On profitability it is more difficult to make calculations (they are distorted by the results of some big brands), although the Observatory indicates an average pre-tax profit close to 9% and considers it satisfactory.

The fact that the artistic perfumery sector is made up of heterogeneous companies - investors, global fashion and cosmetics brands, investment funds, small and medium-sized brands preserving their artisanal identity - makes analysis more difficult.

In any case, the exhibitors interviewed indicated Germany, Italy and Spain as the fastest growing European markets (France is only fifth) and Poland, Romania and Hungary as emerging countries. Outside Europe the focus is on China and the United States, followed by the Gulf area.
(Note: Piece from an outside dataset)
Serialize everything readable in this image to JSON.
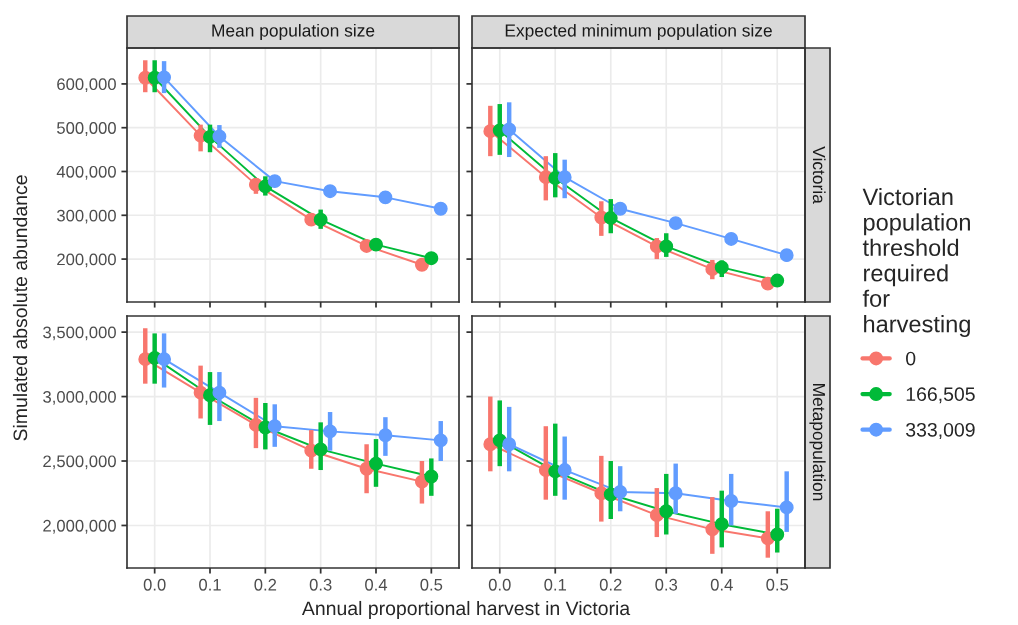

The distribution landscape confirms the centrality of specialised perfumeries, which account for 70% for one third of the respondents and 40% of sales for half of the operators. Direct distribution is growing, with one third of respondents (mainly independent brands) realising more than 30% of sales in their own shops or through proprietary e-commerce. Online channels are gaining in importance. Clothing shops and concept stores also remain important for artistic perfumery (70 per cent of respondents also sell there). Finally, Generation Z and the Millennials - i.e. the 19-35 age group - are approaching artistic perfumery and are now perceived as the most dynamic group, even though two-thirds of operators continue to target the 35-50 age group. Young people under 18 are also seen as growing by 44% of exhibitors.

"These perceptions signal a potential for future development that could completely redefine the balance of the market and push towards distribution forms for the digital native generation," says Ricchetti, who estimates the value of the Italian artistic perfumery market at 450 million euros and the retail value of the European market at five billion euros.